Malam itu, aku baru tahu bahwa ia juga mencicipi perasaan tertekan itu. Rasa muak masih sesekali menghinggapinya. WFH tidak selalu mudah. Tidak ada perjalanan ke kantor, tetapi banyak pekerjaan yang makin tidak mengenal waktu. Rapat dapat berlangsung terus hingga tengah malam atau akhir pekan. Lupakan tambahan imbalan, tentunya. Di masa pandemi ini, tidak terkena PHK saja sudah menjadi rezeki besar.

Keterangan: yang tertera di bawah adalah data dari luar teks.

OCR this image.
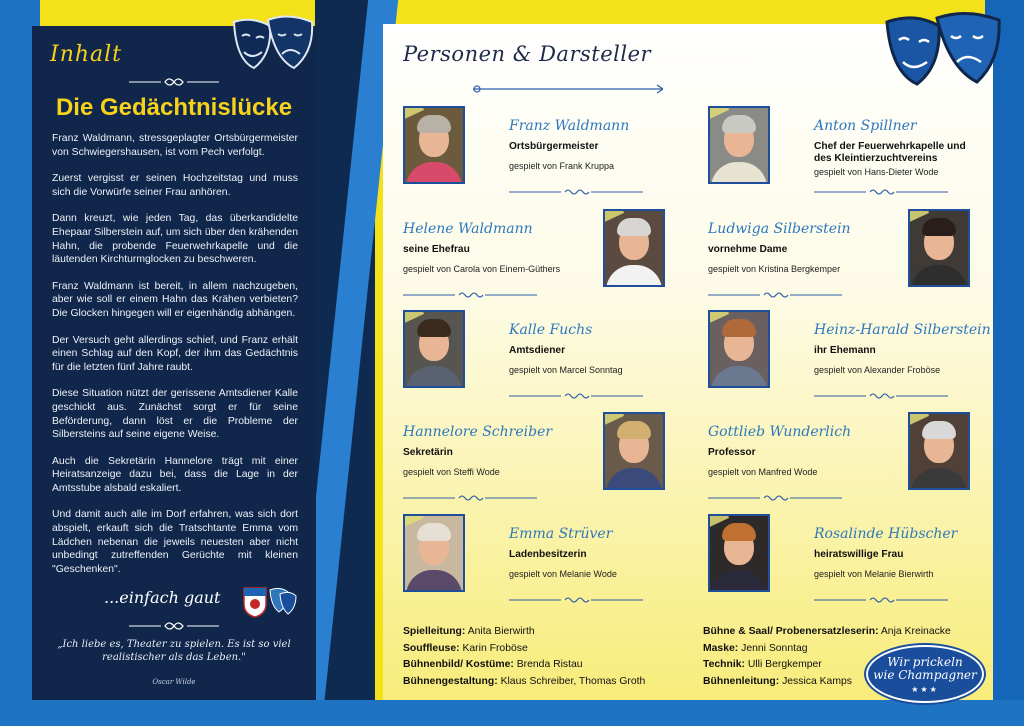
Inhalt
Die Gedächtnislücke

Franz Waldmann, stressgeplagter Ortsbürgermeister von Schwiegershausen, ist vom Pech verfolgt.

Zuerst vergisst er seinen Hochzeitstag und muss sich die Vorwürfe seiner Frau anhören.

Dann kreuzt, wie jeden Tag, das überkandidelte Ehepaar Silberstein auf, um sich über den krähenden Hahn, die probende Feuerwehrkapelle und die läutenden Kirchturmglocken zu beschweren.

Franz Waldmann ist bereit, in allem nachzugeben, aber wie soll er einem Hahn das Krähen verbieten? Die Glocken hingegen will er eigenhändig abhängen.

Der Versuch geht allerdings schief, und Franz erhält einen Schlag auf den Kopf, der ihm das Gedächtnis für die letzten fünf Jahre raubt.

Diese Situation nützt der gerissene Amtsdiener Kalle geschickt aus. Zunächst sorgt er für seine Beförderung, dann löst er die Probleme der Silbersteins auf seine eigene Weise.

Auch die Sekretärin Hannelore trägt mit einer Heiratsanzeige dazu bei, dass die Lage in der Amtsstube alsbald eskaliert.

Und damit auch alle im Dorf erfahren, was sich dort abspielt, erkauft sich die Tratschtante Emma vom Lädchen nebenan die jeweils neuesten aber nicht unbedingt zutreffenden Gerüchte mit kleinen "Geschenken".

...einfach gaut
„Ich liebe es, Theater zu spielen. Es ist so viel realistischer als das Leben."
Oscar Wilde
Personen & Darsteller
Franz Waldmann
Ortsbürgermeister
gespielt von Frank Kruppa
Anton Spillner
Chef der Feuerwehrkapelle und des Kleintierzuchtvereins
gespielt von Hans-Dieter Wode
Helene Waldmann
seine Ehefrau
gespielt von Carola von Einem-Güthers
Ludwiga Silberstein
vornehme Dame
gespielt von Kristina Bergkemper
Kalle Fuchs
Amtsdiener
gespielt von Marcel Sonntag
Heinz-Harald Silberstein
ihr Ehemann
gespielt von Alexander Froböse
Hannelore Schreiber
Sekretärin
gespielt von Steffi Wode
Gottlieb Wunderlich
Professor
gespielt von Manfred Wode
Emma Strüver
Ladenbesitzerin
gespielt von Melanie Wode
Rosalinde Hübscher
heiratswillige Frau
gespielt von Melanie Bierwirth
Spielleitung: Anita Bierwirth
Souffleuse: Karin Froböse
Bühnenbild/ Kostüme: Brenda Ristau
Bühnengestaltung: Klaus Schreiber, Thomas Groth
Bühne & Saal/ Probenersatzleserin: Anja Kreinacke
Maske: Jenni Sonntag
Technik: Ulli Bergkemper
Bühnenleitung: Jessica Kamps
Wir prickeln
wie Champagner
★★★
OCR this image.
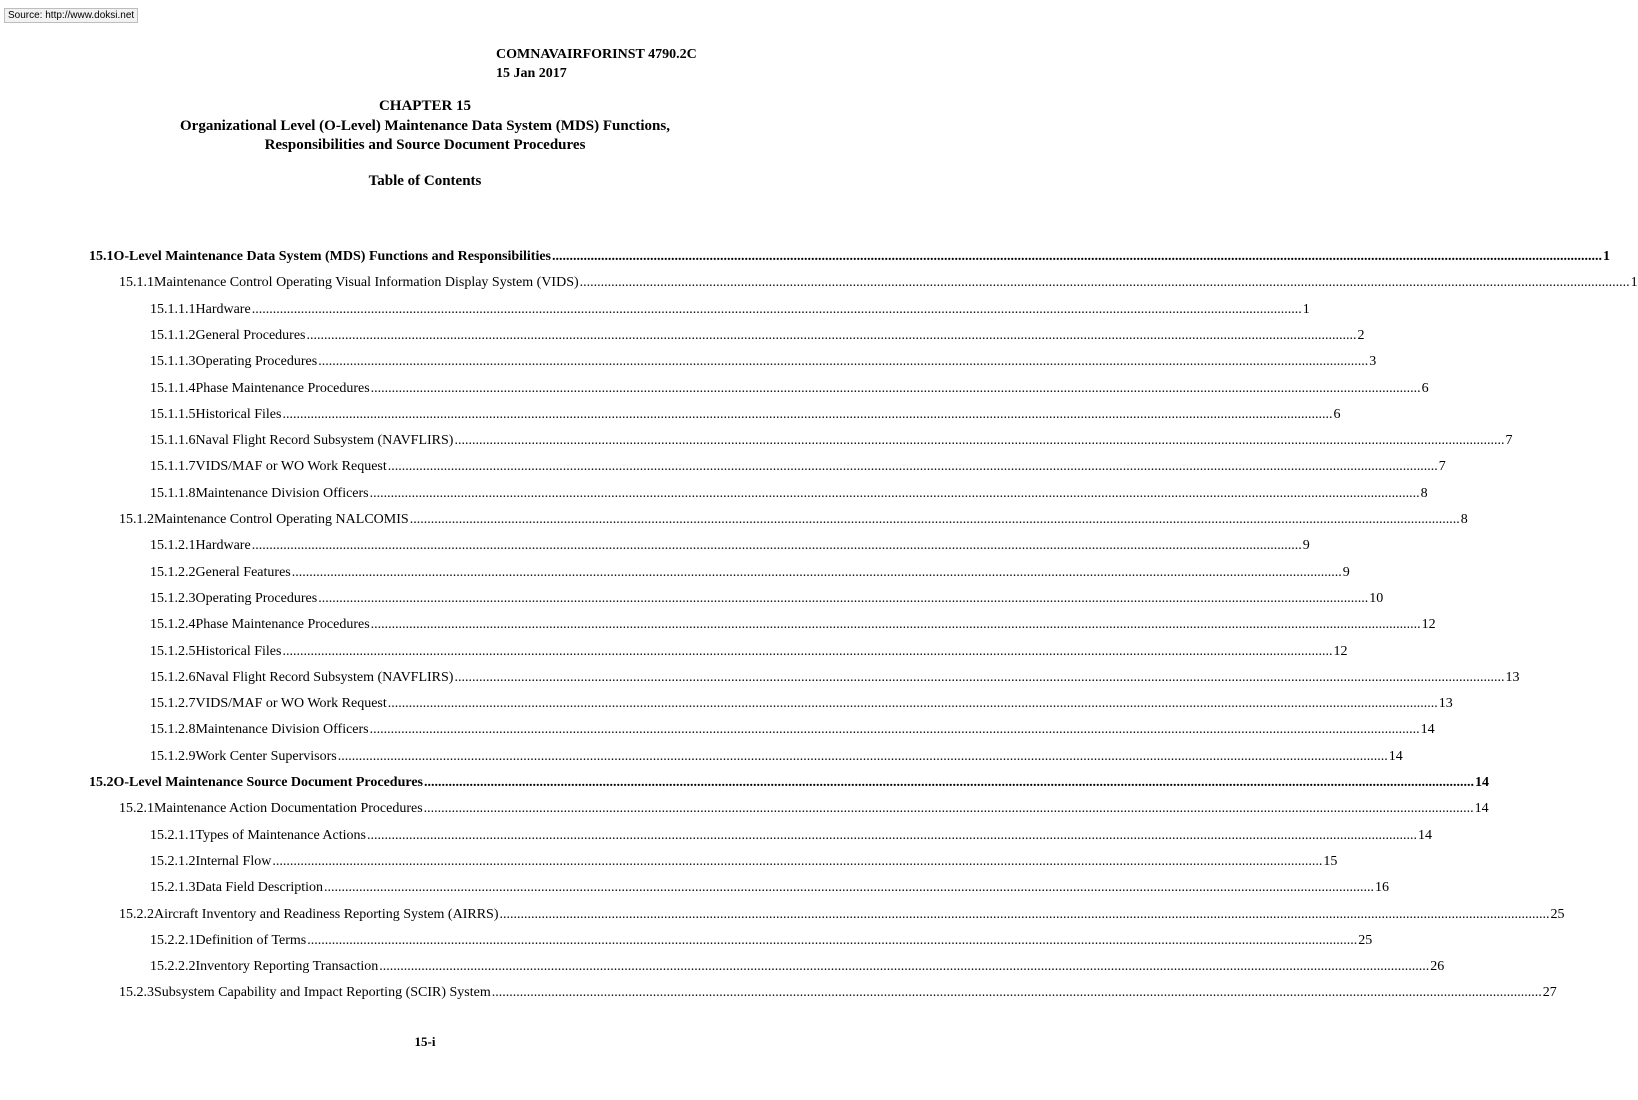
Source: http://www.doksi.net
COMNAVAIRFORINST 4790.2C
15 Jan 2017
CHAPTER 15
Organizational Level (O-Level) Maintenance Data System (MDS) Functions,
Responsibilities and Source Document Procedures
Table of Contents
15.1 O-Level Maintenance Data System (MDS) Functions and Responsibilities ............................................................................................................................................................................................................................................................................................................ 1
15.1.1 Maintenance Control Operating Visual Information Display System (VIDS) ............................................................................................................................................................................................................................................................................................................ 1
15.1.1.1 Hardware ............................................................................................................................................................................................................................................................................................................ 1
15.1.1.2 General Procedures ............................................................................................................................................................................................................................................................................................................ 2
15.1.1.3 Operating Procedures ............................................................................................................................................................................................................................................................................................................ 3
15.1.1.4 Phase Maintenance Procedures ............................................................................................................................................................................................................................................................................................................ 6
15.1.1.5 Historical Files ............................................................................................................................................................................................................................................................................................................ 6
15.1.1.6 Naval Flight Record Subsystem (NAVFLIRS) ............................................................................................................................................................................................................................................................................................................ 7
15.1.1.7 VIDS/MAF or WO Work Request ............................................................................................................................................................................................................................................................................................................ 7
15.1.1.8 Maintenance Division Officers ............................................................................................................................................................................................................................................................................................................ 8
15.1.2 Maintenance Control Operating NALCOMIS ............................................................................................................................................................................................................................................................................................................ 8
15.1.2.1 Hardware ............................................................................................................................................................................................................................................................................................................ 9
15.1.2.2 General Features ............................................................................................................................................................................................................................................................................................................ 9
15.1.2.3 Operating Procedures ............................................................................................................................................................................................................................................................................................................ 10
15.1.2.4 Phase Maintenance Procedures ............................................................................................................................................................................................................................................................................................................ 12
15.1.2.5 Historical Files ............................................................................................................................................................................................................................................................................................................ 12
15.1.2.6 Naval Flight Record Subsystem (NAVFLIRS) ............................................................................................................................................................................................................................................................................................................ 13
15.1.2.7 VIDS/MAF or WO Work Request ............................................................................................................................................................................................................................................................................................................ 13
15.1.2.8 Maintenance Division Officers ............................................................................................................................................................................................................................................................................................................ 14
15.1.2.9 Work Center Supervisors ............................................................................................................................................................................................................................................................................................................ 14
15.2 O-Level Maintenance Source Document Procedures ............................................................................................................................................................................................................................................................................................................ 14
15.2.1 Maintenance Action Documentation Procedures ............................................................................................................................................................................................................................................................................................................ 14
15.2.1.1 Types of Maintenance Actions ............................................................................................................................................................................................................................................................................................................ 14
15.2.1.2 Internal Flow ............................................................................................................................................................................................................................................................................................................ 15
15.2.1.3 Data Field Description ............................................................................................................................................................................................................................................................................................................ 16
15.2.2 Aircraft Inventory and Readiness Reporting System (AIRRS) ............................................................................................................................................................................................................................................................................................................ 25
15.2.2.1 Definition of Terms ............................................................................................................................................................................................................................................................................................................ 25
15.2.2.2 Inventory Reporting Transaction ............................................................................................................................................................................................................................................................................................................ 26
15.2.3 Subsystem Capability and Impact Reporting (SCIR) System ............................................................................................................................................................................................................................................................................................................ 27
15-i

Namun, apa yang diperoleh dari meratapi suatu ketidaknyamanan? Air mata atau gerutuan tidak akan mendatangkan hujan emas. Kesadaran penuh akan hal inilah yang kurasa membuat sikap Hamdan menjadi jauh berbeda denganku.

Karena tidak ada yang dapat diubahnya terkait dengan pekerjaan di kantor, ia mencari “pekerjaan sampingan” yang disukainya. Mewujudkannya juga tidak sepenuhnya mudah. Namun, berbagai kompromi dilakukan demi menyukseskannya. Lahan yang sempit diakalinya, begitu pula dengan jadwal rapatnya yang padat.

Tak Ada Lahan, Atap Pun Jadi

Belajar dari suamiku, aku pun berusaha bangkit dari keterpurukanku sendiri. Lebih teliti lagi kuperhatikan beragam peluang dari pandemi ini. Banyak di antaranya yang sebenarnya bukan hal baru, tetapi tak kuanggap sebagai nikmat yang wajib disyukuri. Ada ritme keseharian yang makin teratur. Ada kesehatan yang lebih awet berkat kedisiplinan terkait asupan, kebiasaan, dan segala prosedur kesehatan. Ada beragam keterampilan yang terus bertambah berkat kelas-kelas daring.

Mengapa aku tidak melihat semua itu? Sepertinya aku terlalu sibuk menatap satu ruangan yang telah kutinggalkan hingga tak menyadari bahwa kakiku telah melangkah ke ruangan lain yang tak kalah indahnya. Astaghfirullaah.